Of course, there are also entrepreneurs who insist on’stakeholder capitalism’, which is rarely better than the shareholder capitalism model. Salesforce manager Marc Benioff is one such person. Benioff says in his autobiography:

“Our stakeholder group goes far beyond the scope of the people we interact directly with in a business context. They take our customers, employees, shareholders and partners for granted, our friends and neighbors, and the communities we serve them. And the local school system, and furthermore included the earth in which we all live.”

So, how did Benioff implement the stakeholder principle into his corporate sales force? Here is an example. When former President Trump separated the children of immigrants from their parents at the Mexican border in 2018, numerous American citizens were angry. Salesforce employees did the same, but it seems that Salesforce sold software to the US Immigration Service. Employees told Benioff to withdraw the contract right away, but what Benioff did was about establishing a new’ethics and humanitarian use department’ within the company. Of course, I think the executive personal benioff is great. But wouldn’t it be difficult to claim this as stakeholder capitalism?

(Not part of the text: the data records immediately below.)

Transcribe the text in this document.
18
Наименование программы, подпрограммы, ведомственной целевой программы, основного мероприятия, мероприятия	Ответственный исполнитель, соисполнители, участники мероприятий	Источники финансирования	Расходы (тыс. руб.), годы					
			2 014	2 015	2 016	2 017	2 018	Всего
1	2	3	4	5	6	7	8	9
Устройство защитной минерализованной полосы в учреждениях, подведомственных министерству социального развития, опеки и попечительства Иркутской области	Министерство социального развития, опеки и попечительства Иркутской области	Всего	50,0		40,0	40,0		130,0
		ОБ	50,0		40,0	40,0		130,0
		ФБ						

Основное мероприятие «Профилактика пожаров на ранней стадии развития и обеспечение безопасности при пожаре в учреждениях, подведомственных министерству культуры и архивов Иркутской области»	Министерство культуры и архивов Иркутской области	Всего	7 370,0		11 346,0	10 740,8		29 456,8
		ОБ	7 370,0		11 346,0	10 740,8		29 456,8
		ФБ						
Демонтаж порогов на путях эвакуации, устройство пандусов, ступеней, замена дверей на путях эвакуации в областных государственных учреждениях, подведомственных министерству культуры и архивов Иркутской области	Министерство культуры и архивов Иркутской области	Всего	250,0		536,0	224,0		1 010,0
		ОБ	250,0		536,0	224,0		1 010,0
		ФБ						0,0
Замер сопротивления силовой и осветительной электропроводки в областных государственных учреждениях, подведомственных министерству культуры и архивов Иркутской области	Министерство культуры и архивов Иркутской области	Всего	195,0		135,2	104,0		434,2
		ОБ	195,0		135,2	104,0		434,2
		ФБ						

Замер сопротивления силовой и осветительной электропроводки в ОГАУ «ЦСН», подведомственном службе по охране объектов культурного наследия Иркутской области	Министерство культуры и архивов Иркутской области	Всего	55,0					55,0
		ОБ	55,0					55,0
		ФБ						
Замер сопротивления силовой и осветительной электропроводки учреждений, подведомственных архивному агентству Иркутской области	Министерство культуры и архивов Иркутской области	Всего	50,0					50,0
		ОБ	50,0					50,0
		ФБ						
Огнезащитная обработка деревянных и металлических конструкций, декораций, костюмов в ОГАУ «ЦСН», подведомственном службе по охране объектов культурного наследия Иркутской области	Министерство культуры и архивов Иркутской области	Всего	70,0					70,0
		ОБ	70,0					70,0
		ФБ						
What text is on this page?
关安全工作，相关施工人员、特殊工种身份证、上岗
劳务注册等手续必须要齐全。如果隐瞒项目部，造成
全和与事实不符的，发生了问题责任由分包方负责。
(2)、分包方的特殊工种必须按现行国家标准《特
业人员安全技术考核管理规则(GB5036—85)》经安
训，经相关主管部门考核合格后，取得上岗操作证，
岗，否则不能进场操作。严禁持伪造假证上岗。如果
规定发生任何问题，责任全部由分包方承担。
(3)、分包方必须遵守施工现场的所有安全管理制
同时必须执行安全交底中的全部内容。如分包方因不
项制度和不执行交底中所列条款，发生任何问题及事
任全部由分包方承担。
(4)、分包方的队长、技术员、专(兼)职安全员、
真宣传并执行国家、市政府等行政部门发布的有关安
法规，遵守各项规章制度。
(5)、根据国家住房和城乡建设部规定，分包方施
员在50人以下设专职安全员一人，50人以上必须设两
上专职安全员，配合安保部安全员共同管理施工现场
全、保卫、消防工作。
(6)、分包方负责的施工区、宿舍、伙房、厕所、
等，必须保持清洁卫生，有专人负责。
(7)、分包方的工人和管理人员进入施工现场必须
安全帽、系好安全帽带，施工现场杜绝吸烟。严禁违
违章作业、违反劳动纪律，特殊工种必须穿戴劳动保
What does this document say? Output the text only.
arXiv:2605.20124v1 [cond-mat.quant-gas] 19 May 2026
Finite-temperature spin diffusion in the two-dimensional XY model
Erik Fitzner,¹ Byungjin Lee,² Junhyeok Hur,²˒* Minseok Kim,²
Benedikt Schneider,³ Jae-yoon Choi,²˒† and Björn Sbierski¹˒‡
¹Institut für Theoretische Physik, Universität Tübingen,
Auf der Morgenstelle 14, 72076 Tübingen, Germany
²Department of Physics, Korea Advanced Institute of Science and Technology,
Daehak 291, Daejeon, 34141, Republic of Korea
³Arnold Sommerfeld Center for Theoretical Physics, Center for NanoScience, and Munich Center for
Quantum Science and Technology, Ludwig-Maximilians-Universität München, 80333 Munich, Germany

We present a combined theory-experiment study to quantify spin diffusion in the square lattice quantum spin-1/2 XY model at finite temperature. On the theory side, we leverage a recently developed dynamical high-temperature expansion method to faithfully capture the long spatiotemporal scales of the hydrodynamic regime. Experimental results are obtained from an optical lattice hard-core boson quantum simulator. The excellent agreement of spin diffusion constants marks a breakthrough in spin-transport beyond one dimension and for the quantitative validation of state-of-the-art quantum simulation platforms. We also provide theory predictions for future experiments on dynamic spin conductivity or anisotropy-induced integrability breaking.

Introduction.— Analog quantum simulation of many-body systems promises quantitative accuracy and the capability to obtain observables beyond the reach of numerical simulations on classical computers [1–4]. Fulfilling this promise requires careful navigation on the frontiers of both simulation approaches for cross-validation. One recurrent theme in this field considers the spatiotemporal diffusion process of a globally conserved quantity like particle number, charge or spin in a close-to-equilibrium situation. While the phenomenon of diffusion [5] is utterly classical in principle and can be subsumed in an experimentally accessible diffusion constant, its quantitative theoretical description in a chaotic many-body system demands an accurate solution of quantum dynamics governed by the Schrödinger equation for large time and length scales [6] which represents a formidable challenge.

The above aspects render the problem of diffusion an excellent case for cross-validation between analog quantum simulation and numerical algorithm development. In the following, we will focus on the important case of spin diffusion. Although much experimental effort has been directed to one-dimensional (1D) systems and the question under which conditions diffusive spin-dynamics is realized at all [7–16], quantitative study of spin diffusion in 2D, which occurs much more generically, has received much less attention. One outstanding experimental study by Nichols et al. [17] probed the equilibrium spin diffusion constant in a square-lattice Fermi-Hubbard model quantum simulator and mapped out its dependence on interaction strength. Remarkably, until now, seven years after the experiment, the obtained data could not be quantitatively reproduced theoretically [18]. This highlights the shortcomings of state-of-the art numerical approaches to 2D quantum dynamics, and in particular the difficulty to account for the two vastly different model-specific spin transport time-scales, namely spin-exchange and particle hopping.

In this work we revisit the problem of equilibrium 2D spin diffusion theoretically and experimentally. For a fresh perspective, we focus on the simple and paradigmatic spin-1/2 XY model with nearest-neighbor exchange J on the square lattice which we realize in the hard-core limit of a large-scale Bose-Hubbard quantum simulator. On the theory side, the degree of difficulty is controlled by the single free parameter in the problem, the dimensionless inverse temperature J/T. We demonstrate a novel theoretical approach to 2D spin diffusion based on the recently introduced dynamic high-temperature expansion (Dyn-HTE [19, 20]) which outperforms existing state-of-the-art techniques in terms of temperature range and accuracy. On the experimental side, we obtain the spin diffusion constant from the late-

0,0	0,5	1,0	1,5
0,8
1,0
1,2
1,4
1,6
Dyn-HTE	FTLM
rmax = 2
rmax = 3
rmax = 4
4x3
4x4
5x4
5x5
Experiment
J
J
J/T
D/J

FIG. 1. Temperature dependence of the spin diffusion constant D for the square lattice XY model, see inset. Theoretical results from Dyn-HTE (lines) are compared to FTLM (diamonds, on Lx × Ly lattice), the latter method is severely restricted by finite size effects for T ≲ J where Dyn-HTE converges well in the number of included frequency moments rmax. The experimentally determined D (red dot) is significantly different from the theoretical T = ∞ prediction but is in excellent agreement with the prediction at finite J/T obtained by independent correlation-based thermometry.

So what do you do? It’s as simple as I said earlier. What citizens ask of innovative tech companies is not the kind of philanthropy arising from’mild cessation’. You just have to accept the appropriate regulations just like everyone else, pay the taxes owed properly, and ensure the right to work for your employees and stakeholders as stipulated in the law. Perhaps what citizens are asking of giant entrepreneurs is not so great. Personally, I would like to see more of a commonsense entrepreneur, not an innovative and compassionate entrepreneur.

* The welfare state that I create is a welfare organization that promotes the formation of grassroots citizens’ welfare bodies through solidarity activities by agenda.